During your appointment, the attending ER doctor may ask you to make an x-ray of your head or spine to ensure that there are no signs of life-threatening problems. An x-ray of the upper portion of your back, abdomen, and pelvis is one of the standard tests used to assess the presence of kidney stones or other urinary conditions. X-rays are commonly needed in the case of kidney stone removal or to help assess the severity of a brain hemorrhage. If your health care provider recommends an x-ray, the office may have a machine available that can be used for these tests. If the machine is not available, an Urgent care center staff member may be able to arrange another test in a bedside manner so that you do not have to leave the urgent care center.
During your first visit with the staff of your Urgent care center, it is common to be given a list of symptoms. This is the time when you can ask questions about the possible causes of your symptoms. If you do not understand the explanation from the medical professional, you should not hesitate to ask questions. It is important to remember that if you do not ask questions, you may not get accurate information about what is wrong with you. In some cases, you may even misidentify yourself or the problem you are suffering from may not be serious enough to need the attention of a primary care doctor. For additional details regarding this topic, check out this link: https://www.dukecityurgentcare.com/urgent-care-center/.
During your second visit, the attending emergency department will evaluate the information that you provided during your initial visit. If you were evaluated and found to have no serious problems, you may be sent on your way to an urgent care center where you can wait until your condition has stabilized. If your condition continues to be life-threatening or severe, however, you will be referred to a primary care doctor.
This local urgent care center offer extended hours of operation to accommodate patients who are often in urgent need of immediate medical attention. If your primary physician offers this option, you should schedule an appointment with a physician of the same area of expertise. Urgent care physicians are typically available twenty-four hours a day, seven days a week.
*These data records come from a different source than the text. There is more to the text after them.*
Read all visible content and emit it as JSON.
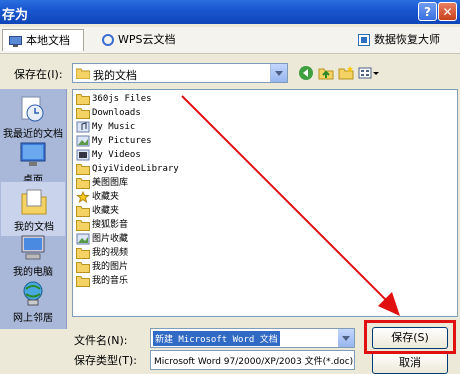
{
  "window": {
    "title": "存为",
    "help_label": "?",
    "close_label": "✕"
  },
  "tabs": [
    {
      "label": "本地文档",
      "icon": "computer-icon"
    },
    {
      "label": "WPS云文档",
      "icon": "cloud-icon"
    },
    {
      "label": "数据恢复大师",
      "icon": "recovery-icon"
    }
  ],
  "location": {
    "label": "保存在(I):",
    "value": "我的文档"
  },
  "places": [
    {
      "label": "我最近的文档",
      "icon": "recent-docs-icon"
    },
    {
      "label": "桌面",
      "icon": "desktop-icon"
    },
    {
      "label": "我的文档",
      "icon": "my-documents-icon"
    },
    {
      "label": "我的电脑",
      "icon": "my-computer-icon"
    },
    {
      "label": "网上邻居",
      "icon": "network-icon"
    }
  ],
  "files": [
    {
      "name": "360js Files",
      "icon": "folder-icon"
    },
    {
      "name": "Downloads",
      "icon": "folder-icon"
    },
    {
      "name": "My Music",
      "icon": "music-folder-icon"
    },
    {
      "name": "My Pictures",
      "icon": "pictures-folder-icon"
    },
    {
      "name": "My Videos",
      "icon": "videos-folder-icon"
    },
    {
      "name": "QiyiVideoLibrary",
      "icon": "folder-icon"
    },
    {
      "name": "美图图库",
      "icon": "folder-icon"
    },
    {
      "name": "收藏夹",
      "icon": "favorites-folder-icon"
    },
    {
      "name": "收藏夹",
      "icon": "folder-icon"
    },
    {
      "name": "搜狐影音",
      "icon": "folder-icon"
    },
    {
      "name": "图片收藏",
      "icon": "pictures-folder-icon"
    },
    {
      "name": "我的视频",
      "icon": "folder-icon"
    },
    {
      "name": "我的图片",
      "icon": "folder-icon"
    },
    {
      "name": "我的音乐",
      "icon": "folder-icon"
    }
  ],
  "filename": {
    "label": "文件名(N):",
    "value": "新建 Microsoft Word 文档"
  },
  "filetype": {
    "label": "保存类型(T):",
    "value": "Microsoft Word 97/2000/XP/2003 文件(*.doc)"
  },
  "buttons": {
    "save": "保存(S)",
    "cancel": "取消"
  },
  "colors": {
    "titlebar": "#0f45b8",
    "annotation": "#e01010",
    "selection": "#316ac5"
  }
}
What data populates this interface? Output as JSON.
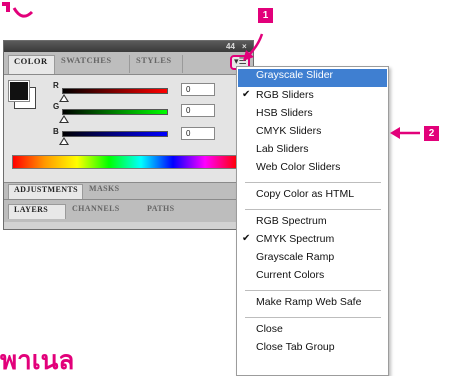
{
  "panel": {
    "tabs": [
      "COLOR",
      "SWATCHES",
      "STYLES"
    ],
    "title_controls": "44",
    "close_glyph": "×",
    "menu_icon": "panel-menu-icon",
    "channels": [
      {
        "label": "R",
        "value": "0",
        "gradient": [
          "#000000",
          "#ff0000"
        ]
      },
      {
        "label": "G",
        "value": "0",
        "gradient": [
          "#000000",
          "#00ff00"
        ]
      },
      {
        "label": "B",
        "value": "0",
        "gradient": [
          "#000000",
          "#0000ff"
        ]
      }
    ],
    "adjustments_tabs": [
      "ADJUSTMENTS",
      "MASKS"
    ],
    "layers_tabs": [
      "LAYERS",
      "CHANNELS",
      "PATHS"
    ]
  },
  "menu": {
    "items": [
      {
        "label": "Grayscale Slider",
        "checked": false,
        "highlighted": true
      },
      {
        "label": "RGB Sliders",
        "checked": true,
        "highlighted": false
      },
      {
        "label": "HSB Sliders",
        "checked": false,
        "highlighted": false
      },
      {
        "label": "CMYK Sliders",
        "checked": false,
        "highlighted": false
      },
      {
        "label": "Lab Sliders",
        "checked": false,
        "highlighted": false
      },
      {
        "label": "Web Color Sliders",
        "checked": false,
        "highlighted": false
      },
      {
        "label": "Copy Color as HTML",
        "checked": false,
        "highlighted": false
      },
      {
        "label": "RGB Spectrum",
        "checked": false,
        "highlighted": false
      },
      {
        "label": "CMYK Spectrum",
        "checked": true,
        "highlighted": false
      },
      {
        "label": "Grayscale Ramp",
        "checked": false,
        "highlighted": false
      },
      {
        "label": "Current Colors",
        "checked": false,
        "highlighted": false
      },
      {
        "label": "Make Ramp Web Safe",
        "checked": false,
        "highlighted": false
      },
      {
        "label": "Close",
        "checked": false,
        "highlighted": false
      },
      {
        "label": "Close Tab Group",
        "checked": false,
        "highlighted": false
      }
    ],
    "check_glyph": "✔"
  },
  "callouts": {
    "badge1": "1",
    "badge2": "2",
    "color": "#e2007a"
  },
  "thai_heading": "พาเนล",
  "colors": {
    "menu_highlight": "#3f7fd1",
    "accent": "#e2007a"
  }
}
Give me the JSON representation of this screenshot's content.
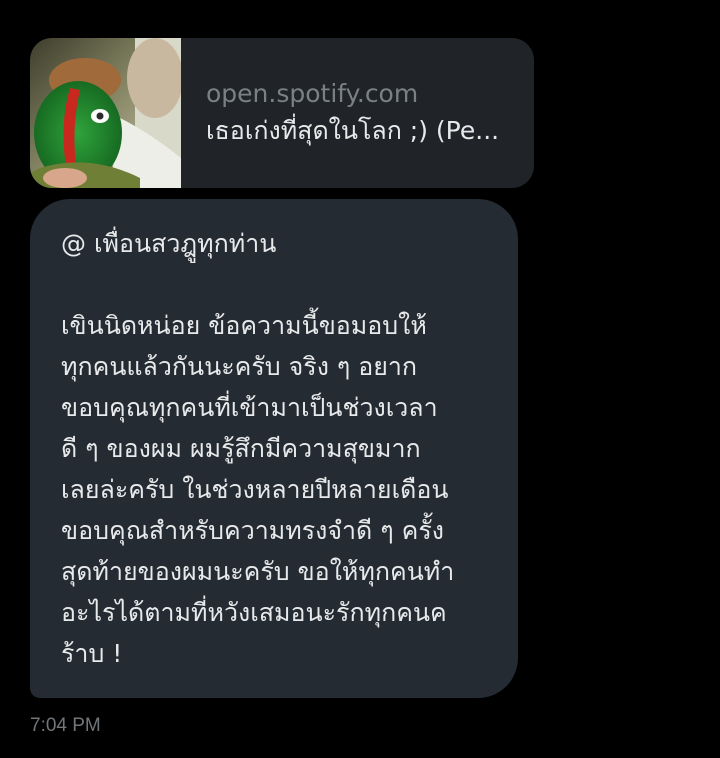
{
  "link_card": {
    "domain": "open.spotify.com",
    "title": "เธอเก่งที่สุดในโลก ;) (Pe..."
  },
  "message": {
    "mention": "@ เพื่อนสวฎูทุกท่าน",
    "lines": [
      "เขินนิดหน่อย ข้อความนี้ขอมอบให้",
      "ทุกคนแล้วกันนะครับ จริง ๆ อยาก",
      "ขอบคุณทุกคนที่เข้ามาเป็นช่วงเวลา",
      "ดี ๆ ของผม ผมรู้สึกมีความสุขมาก",
      "เลยล่ะครับ ในช่วงหลายปีหลายเดือน",
      "ขอบคุณสำหรับความทรงจำดี ๆ ครั้ง",
      "สุดท้ายของผมนะครับ ขอให้ทุกคนทำ",
      "อะไรได้ตามที่หวังเสมอนะรักทุกคนค",
      "ร้าบ !"
    ]
  },
  "timestamp": "7:04 PM",
  "colors": {
    "background": "#000000",
    "card": "#202327",
    "bubble": "#242b33",
    "text": "#e7e9ea",
    "muted": "#71767b"
  }
}
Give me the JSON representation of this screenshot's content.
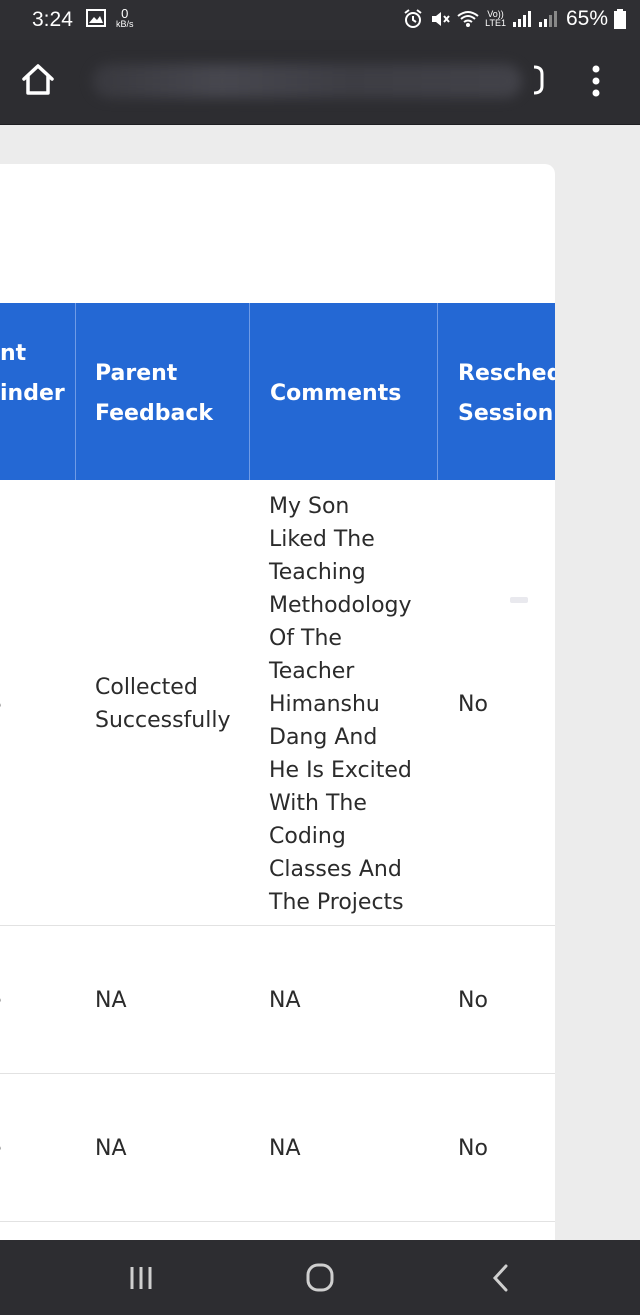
{
  "status_bar": {
    "time": "3:24",
    "net_speed_value": "0",
    "net_speed_unit": "kB/s",
    "volte": "Vo))",
    "lte": "LTE1",
    "battery": "65%"
  },
  "browser": {
    "home_icon": "home-icon",
    "menu_icon": "more-vert-icon"
  },
  "table": {
    "columns": [
      {
        "line1": "nt",
        "line2": "inder"
      },
      {
        "line1": "Parent",
        "line2": "Feedback"
      },
      {
        "line1": "Comments",
        "line2": ""
      },
      {
        "line1": "Resched",
        "line2": "Session"
      }
    ],
    "rows": [
      {
        "partial": "e",
        "feedback_line1": "Collected",
        "feedback_line2": "Successfully",
        "comments": [
          "My Son",
          "Liked The",
          "Teaching",
          "Methodology",
          "Of The",
          "Teacher",
          "Himanshu",
          "Dang And",
          "He Is Excited",
          "With The",
          "Coding",
          "Classes And",
          "The Projects"
        ],
        "resched": "No"
      },
      {
        "partial": "e",
        "feedback_line1": "NA",
        "feedback_line2": "",
        "comments": [
          "NA"
        ],
        "resched": "No"
      },
      {
        "partial": "e",
        "feedback_line1": "NA",
        "feedback_line2": "",
        "comments": [
          "NA"
        ],
        "resched": "No"
      }
    ]
  },
  "nav_bar": {
    "recents_icon": "recents-icon",
    "home_icon": "home-circle-icon",
    "back_icon": "back-chevron-icon"
  }
}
This is especially important if you are taking medications regularly, as many doctors offer evening or weekend hours for such medication appointments. If you take more than one type of medication, you may be able to schedule several physicians during the day, so you never miss a beat of necessary medicine time.
If your physician cannot schedule you right away, you can always try calling the office number provided on your flyer or business cards. Almost all emergency departments have hotlines that are easily accessible. These numbers are usually listed on the wall, or highlighted in bright lights. Another way to go about calling the offices of primary physicians is to go online. There are websites designed to help people find physicians in their area by zip code, name, and even city or state. Many of these sites also list extended hours of operation.